Mixed-State Topological Phase: Quantized Topological Order Parameter and Lieb-Schultz-Mattis Theorem

TL;DR

This paper extends the concept of topological phases to mixed states in one-dimensional spin systems, introducing a quantized order parameter and generalizing the Lieb-Schultz-Mattis theorem without relying on spectral gaps.

Contribution

It proposes a quantized topological order parameter for mixed states and generalizes the Lieb-Schultz-Mattis theorem to mixed states without spectral gap assumptions.

Findings

Quantized topological order parameter for mixed states

Concrete models realizing distinct phases with disorder

Generalization of Lieb-Schultz-Mattis theorem to mixed states

Abstract

We investigate the extension of pure-state symmetry protected topological phases to mixed-state regime with a strong U(1) and a weak $\mathbb{Z}_2$ symmetries in one-dimensional spin systems by the concept of quantum channels.

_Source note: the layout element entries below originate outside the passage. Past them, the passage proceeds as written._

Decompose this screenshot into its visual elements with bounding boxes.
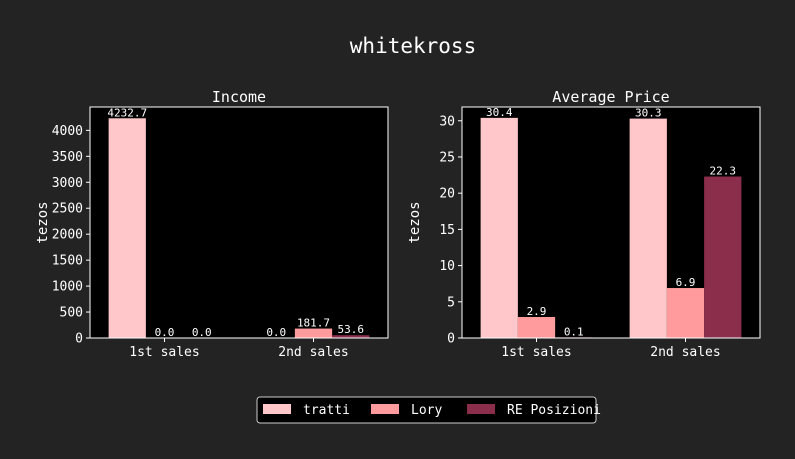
bar-tratti-2nd-sales — [629, 118, 667, 338]
y-tick-label: 30 — [439, 114, 455, 129]
y-tick-label: 10 — [439, 259, 455, 274]
legend-label-lory: Lory — [411, 403, 442, 418]
y-tick-label: 0 — [75, 332, 83, 347]
y-tick-label: 3500 — [52, 150, 83, 165]
data-label-re-posizioni-1st-sales: 0.0 — [192, 326, 212, 339]
y-tick-label: 1000 — [52, 280, 83, 295]
data-label-lory-2nd-sales: 181.7 — [297, 317, 330, 330]
data-label-tratti-2nd-sales: 30.3 — [635, 107, 662, 120]
y-tick-label: 1500 — [52, 254, 83, 269]
bar-lory-1st-sales — [517, 317, 556, 338]
y-tick-label: 0 — [447, 332, 455, 347]
bar-re-posizioni-2nd-sales — [704, 176, 742, 338]
legend-swatch-tratti — [263, 404, 291, 414]
data-label-re-posizioni-2nd-sales: 22.3 — [710, 165, 737, 178]
x-tick-label-2nd-sales: 2nd sales — [278, 345, 348, 360]
y-tick-label: 25 — [439, 150, 455, 165]
data-label-lory-1st-sales: 2.9 — [527, 305, 547, 318]
y-axis-label: tezos — [35, 201, 51, 243]
y-tick-label: 20 — [439, 187, 455, 202]
y-tick-label: 15 — [439, 223, 455, 238]
data-label-tratti-1st-sales: 30.4 — [486, 106, 513, 119]
y-tick-label: 500 — [60, 306, 83, 321]
x-tick-label-2nd-sales: 2nd sales — [650, 345, 720, 360]
figure-title: whitekross — [350, 34, 476, 58]
legend-swatch-lory — [371, 404, 399, 414]
x-tick-label-1st-sales: 1st sales — [501, 345, 571, 360]
y-tick-label: 5 — [447, 295, 455, 310]
y-axis-label: tezos — [407, 201, 423, 243]
y-tick-label: 2500 — [52, 202, 83, 217]
legend-swatch-re-posizioni — [467, 404, 495, 414]
legend-label-re-posizioni: RE Posizioni — [507, 403, 601, 418]
legend-label-tratti: tratti — [303, 403, 350, 418]
data-label-re-posizioni-2nd-sales: 53.6 — [338, 323, 365, 336]
y-tick-label: 3000 — [52, 176, 83, 191]
data-label-tratti-2nd-sales: 0.0 — [266, 326, 286, 339]
y-tick-label: 4000 — [52, 124, 83, 139]
chart-title: Income — [212, 88, 266, 106]
bar-lory-2nd-sales — [294, 328, 333, 338]
data-label-tratti-1st-sales: 4232.7 — [107, 106, 147, 119]
average-price-chart: 0 5 10 15 20 25 30 1st sales 30.4 2.9 0.1 2nd sales… — [407, 88, 761, 360]
plot-frame — [89, 106, 389, 339]
y-tick-label: 2000 — [52, 228, 83, 243]
plot-frame — [461, 106, 761, 339]
bar-tratti-1st-sales — [480, 117, 518, 339]
data-label-lory-1st-sales: 0.0 — [155, 326, 175, 339]
legend: tratti Lory RE Posizioni — [256, 396, 601, 424]
data-label-re-posizioni-1st-sales: 0.1 — [564, 325, 584, 338]
data-label-lory-2nd-sales: 6.9 — [676, 276, 696, 289]
chart-title: Average Price — [552, 88, 669, 106]
bar-lory-2nd-sales — [666, 288, 705, 338]
legend-box — [256, 396, 597, 424]
income-chart: 0 500 1000 1500 2000 2500 3000 3500 4000 1st sale… — [35, 88, 389, 360]
bar-re-posizioni-2nd-sales — [332, 335, 370, 338]
bar-tratti-1st-sales — [108, 118, 146, 339]
x-tick-label-1st-sales: 1st sales — [129, 345, 199, 360]
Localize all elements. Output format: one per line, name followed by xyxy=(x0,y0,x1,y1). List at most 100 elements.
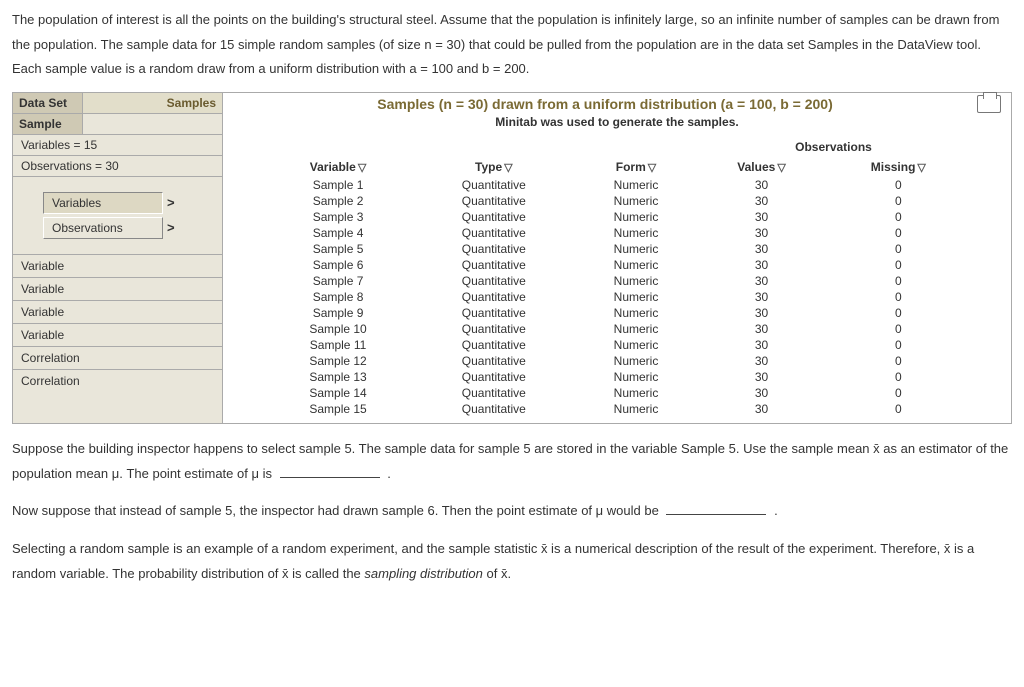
table-cell: Sample 11 xyxy=(264,337,413,353)
table-cell: 0 xyxy=(826,337,970,353)
table-row: Sample 5QuantitativeNumeric300 xyxy=(264,241,971,257)
table-cell: 30 xyxy=(697,241,827,257)
table-row: Sample 10QuantitativeNumeric300 xyxy=(264,321,971,337)
sidebar: Data Set Samples Sample Variables = 15 O… xyxy=(13,93,223,423)
table-cell: 30 xyxy=(697,385,827,401)
table-cell: 0 xyxy=(826,241,970,257)
col-values[interactable]: Values▽ xyxy=(697,157,827,177)
tab-observations[interactable]: Observations xyxy=(43,217,163,239)
table-cell: Quantitative xyxy=(412,209,575,225)
table-cell: Quantitative xyxy=(412,257,575,273)
sort-icon: ▽ xyxy=(915,162,925,174)
table-cell: 30 xyxy=(697,369,827,385)
table-cell: 0 xyxy=(826,353,970,369)
sidebar-bottom-row[interactable]: Variable xyxy=(13,324,222,347)
dataset-label: Data Set xyxy=(13,93,83,113)
table-cell: 30 xyxy=(697,401,827,417)
table-cell: Sample 2 xyxy=(264,193,413,209)
table-cell: Quantitative xyxy=(412,225,575,241)
table-row: Sample 4QuantitativeNumeric300 xyxy=(264,225,971,241)
table-row: Sample 12QuantitativeNumeric300 xyxy=(264,353,971,369)
sample-label: Sample xyxy=(13,114,83,134)
table-cell: Quantitative xyxy=(412,353,575,369)
table-cell: 30 xyxy=(697,353,827,369)
dataset-value[interactable]: Samples xyxy=(83,93,222,113)
main-panel: Samples (n = 30) drawn from a uniform di… xyxy=(223,93,1011,423)
table-cell: 30 xyxy=(697,257,827,273)
table-cell: Numeric xyxy=(575,193,696,209)
table-cell: Numeric xyxy=(575,369,696,385)
table-cell: Numeric xyxy=(575,305,696,321)
sidebar-bottom-row[interactable]: Variable xyxy=(13,278,222,301)
table-row: Sample 7QuantitativeNumeric300 xyxy=(264,273,971,289)
table-cell: Quantitative xyxy=(412,241,575,257)
table-cell: 0 xyxy=(826,273,970,289)
table-cell: Quantitative xyxy=(412,369,575,385)
table-cell: Numeric xyxy=(575,289,696,305)
table-row: Sample 11QuantitativeNumeric300 xyxy=(264,337,971,353)
answer-blank-2[interactable] xyxy=(666,502,766,515)
table-cell: Numeric xyxy=(575,321,696,337)
table-cell: Sample 3 xyxy=(264,209,413,225)
col-variable[interactable]: Variable▽ xyxy=(264,157,413,177)
table-cell: Numeric xyxy=(575,257,696,273)
sidebar-bottom-row[interactable]: Correlation xyxy=(13,347,222,370)
sidebar-bottom-row[interactable]: Correlation xyxy=(13,370,222,392)
table-row: Sample 13QuantitativeNumeric300 xyxy=(264,369,971,385)
sort-icon: ▽ xyxy=(502,162,512,174)
col-missing[interactable]: Missing▽ xyxy=(826,157,970,177)
table-cell: 0 xyxy=(826,193,970,209)
col-form[interactable]: Form▽ xyxy=(575,157,696,177)
answer-blank-1[interactable] xyxy=(280,465,380,478)
panel-subtitle: Minitab was used to generate the samples… xyxy=(233,115,1001,129)
table-cell: Sample 7 xyxy=(264,273,413,289)
table-cell: 0 xyxy=(826,321,970,337)
dataview-tool: Data Set Samples Sample Variables = 15 O… xyxy=(12,92,1012,424)
table-cell: 30 xyxy=(697,321,827,337)
table-cell: Sample 5 xyxy=(264,241,413,257)
table-cell: Numeric xyxy=(575,353,696,369)
sidebar-bottom-row[interactable]: Variable xyxy=(13,301,222,324)
table-cell: 30 xyxy=(697,177,827,193)
table-row: Sample 1QuantitativeNumeric300 xyxy=(264,177,971,193)
table-cell: 30 xyxy=(697,209,827,225)
sample-value[interactable] xyxy=(83,114,222,134)
bottom-rows: VariableVariableVariableVariableCorrelat… xyxy=(13,254,222,392)
table-cell: 0 xyxy=(826,401,970,417)
table-row: Sample 6QuantitativeNumeric300 xyxy=(264,257,971,273)
table-cell: Sample 14 xyxy=(264,385,413,401)
table-row: Sample 14QuantitativeNumeric300 xyxy=(264,385,971,401)
table-cell: Numeric xyxy=(575,401,696,417)
table-cell: 30 xyxy=(697,289,827,305)
question-p2: Now suppose that instead of sample 5, th… xyxy=(12,499,1012,524)
tab-variables[interactable]: Variables xyxy=(43,192,163,214)
observations-meta: Observations = 30 xyxy=(13,156,222,177)
variables-meta: Variables = 15 xyxy=(13,135,222,156)
table-cell: Sample 10 xyxy=(264,321,413,337)
table-cell: Quantitative xyxy=(412,385,575,401)
table-cell: 30 xyxy=(697,273,827,289)
table-cell: Sample 15 xyxy=(264,401,413,417)
table-cell: 0 xyxy=(826,305,970,321)
table-cell: Quantitative xyxy=(412,321,575,337)
print-icon[interactable] xyxy=(977,95,1001,113)
panel-title: Samples (n = 30) drawn from a uniform di… xyxy=(233,96,977,112)
sort-icon: ▽ xyxy=(775,162,785,174)
table-cell: Sample 1 xyxy=(264,177,413,193)
table-cell: 30 xyxy=(697,305,827,321)
question-p1: Suppose the building inspector happens t… xyxy=(12,437,1012,486)
table-cell: Sample 4 xyxy=(264,225,413,241)
table-cell: Numeric xyxy=(575,209,696,225)
table-cell: Quantitative xyxy=(412,337,575,353)
table-cell: 0 xyxy=(826,209,970,225)
table-cell: Sample 6 xyxy=(264,257,413,273)
sidebar-bottom-row[interactable]: Variable xyxy=(13,255,222,278)
table-cell: 30 xyxy=(697,337,827,353)
table-cell: Sample 13 xyxy=(264,369,413,385)
chevron-right-icon: > xyxy=(163,220,175,235)
table-row: Sample 9QuantitativeNumeric300 xyxy=(264,305,971,321)
table-cell: 0 xyxy=(826,225,970,241)
variables-table: Observations Variable▽ Type▽ Form▽ Value… xyxy=(264,137,971,417)
table-row: Sample 2QuantitativeNumeric300 xyxy=(264,193,971,209)
col-type[interactable]: Type▽ xyxy=(412,157,575,177)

We propose a corresponding topological phase order parameter for short-range entangled mixed states by showing that it is quantized and its distinct values can be realized by concrete spin systems with disorders, sharply signaling phase transitions among them. We also give a model-independent way to generate two distinct phases by various types of translation and reflection transformations. These results on the short-range entangled mixed states further enable us to generalize the conventional Lieb-Schultz-Mattis theorem to mixed states, even without the concept of spectral gaps and lattice Hamiltonians.